Anyone taking up scuba diving for the first time should know the number of differences between diving in freshwater and saltwater conditions. Rivers, lakes, quarries, and springs are freshwater areas, while the ocean is obviously comprised of saltwater. To an inexperienced individual, scuba diving in saltwater may not seem all that different from freshwater explorations. However, freshwater and saltwater diving is actually quite different in a variety of aspects, from the slight changes in the scuba gear to the overall diving experience.
Another major difference between the two is the temperature. Freshwater sites like springs, lakes, and quarries are a lot colder than seawater. Thermocline, which is the distinctive drop of temperature in a body of water, is more evident in freshwater conditions.

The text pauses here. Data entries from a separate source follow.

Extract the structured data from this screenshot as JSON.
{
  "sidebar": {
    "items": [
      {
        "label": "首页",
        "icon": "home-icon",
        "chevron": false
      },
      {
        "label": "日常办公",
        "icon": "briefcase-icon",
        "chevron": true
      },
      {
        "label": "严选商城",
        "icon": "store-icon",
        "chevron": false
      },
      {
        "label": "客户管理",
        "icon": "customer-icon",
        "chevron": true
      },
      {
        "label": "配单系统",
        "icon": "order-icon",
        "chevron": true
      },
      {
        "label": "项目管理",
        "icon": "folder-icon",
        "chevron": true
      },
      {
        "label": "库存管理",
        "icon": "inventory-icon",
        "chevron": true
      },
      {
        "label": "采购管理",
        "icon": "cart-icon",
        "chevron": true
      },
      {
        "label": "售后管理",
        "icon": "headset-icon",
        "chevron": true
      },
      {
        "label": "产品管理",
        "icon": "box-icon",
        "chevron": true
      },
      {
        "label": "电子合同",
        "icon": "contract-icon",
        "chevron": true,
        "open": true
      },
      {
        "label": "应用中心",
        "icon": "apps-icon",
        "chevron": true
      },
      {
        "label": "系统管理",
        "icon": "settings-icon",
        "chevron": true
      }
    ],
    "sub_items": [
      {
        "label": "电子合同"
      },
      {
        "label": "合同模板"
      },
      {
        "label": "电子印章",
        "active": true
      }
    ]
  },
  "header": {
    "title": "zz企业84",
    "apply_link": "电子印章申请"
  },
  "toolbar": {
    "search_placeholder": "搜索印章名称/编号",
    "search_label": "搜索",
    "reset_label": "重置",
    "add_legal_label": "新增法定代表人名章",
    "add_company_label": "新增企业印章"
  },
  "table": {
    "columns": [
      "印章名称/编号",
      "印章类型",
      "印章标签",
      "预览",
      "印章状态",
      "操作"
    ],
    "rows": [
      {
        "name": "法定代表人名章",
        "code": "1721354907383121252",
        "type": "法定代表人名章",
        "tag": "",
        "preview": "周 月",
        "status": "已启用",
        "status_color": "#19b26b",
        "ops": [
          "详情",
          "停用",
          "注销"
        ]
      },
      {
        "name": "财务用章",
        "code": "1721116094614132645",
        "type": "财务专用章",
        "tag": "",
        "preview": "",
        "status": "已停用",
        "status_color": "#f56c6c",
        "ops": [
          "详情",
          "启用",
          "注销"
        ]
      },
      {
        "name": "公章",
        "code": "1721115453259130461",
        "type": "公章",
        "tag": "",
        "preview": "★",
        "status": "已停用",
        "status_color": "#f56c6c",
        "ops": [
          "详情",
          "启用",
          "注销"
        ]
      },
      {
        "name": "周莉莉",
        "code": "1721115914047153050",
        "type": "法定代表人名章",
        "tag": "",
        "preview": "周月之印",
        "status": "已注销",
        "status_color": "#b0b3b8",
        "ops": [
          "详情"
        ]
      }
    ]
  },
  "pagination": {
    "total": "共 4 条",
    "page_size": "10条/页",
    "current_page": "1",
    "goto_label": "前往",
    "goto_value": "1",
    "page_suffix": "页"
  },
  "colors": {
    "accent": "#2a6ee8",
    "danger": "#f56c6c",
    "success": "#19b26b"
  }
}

The abrupt change of temperature can make the dive more difficult since colder water can cause a lot of stress to the body. The colder you get, the more energy your body expends to maintain core temperature. Consequently, you consume more oxygen to gain energy, which makes the diving period in freshwater relatively shorter compared to saltwater.
Current is also different when it comes to freshwater and saltwater. Water current in oceans is a lot harder to notice or predict. River currents, on the other hand, are quite obvious from the surface, whereas lakes practically have no noticeable current at all. But because ocean currents are more unpredictable and a lot stronger, getting caught in an ocean current can be a challenging experience.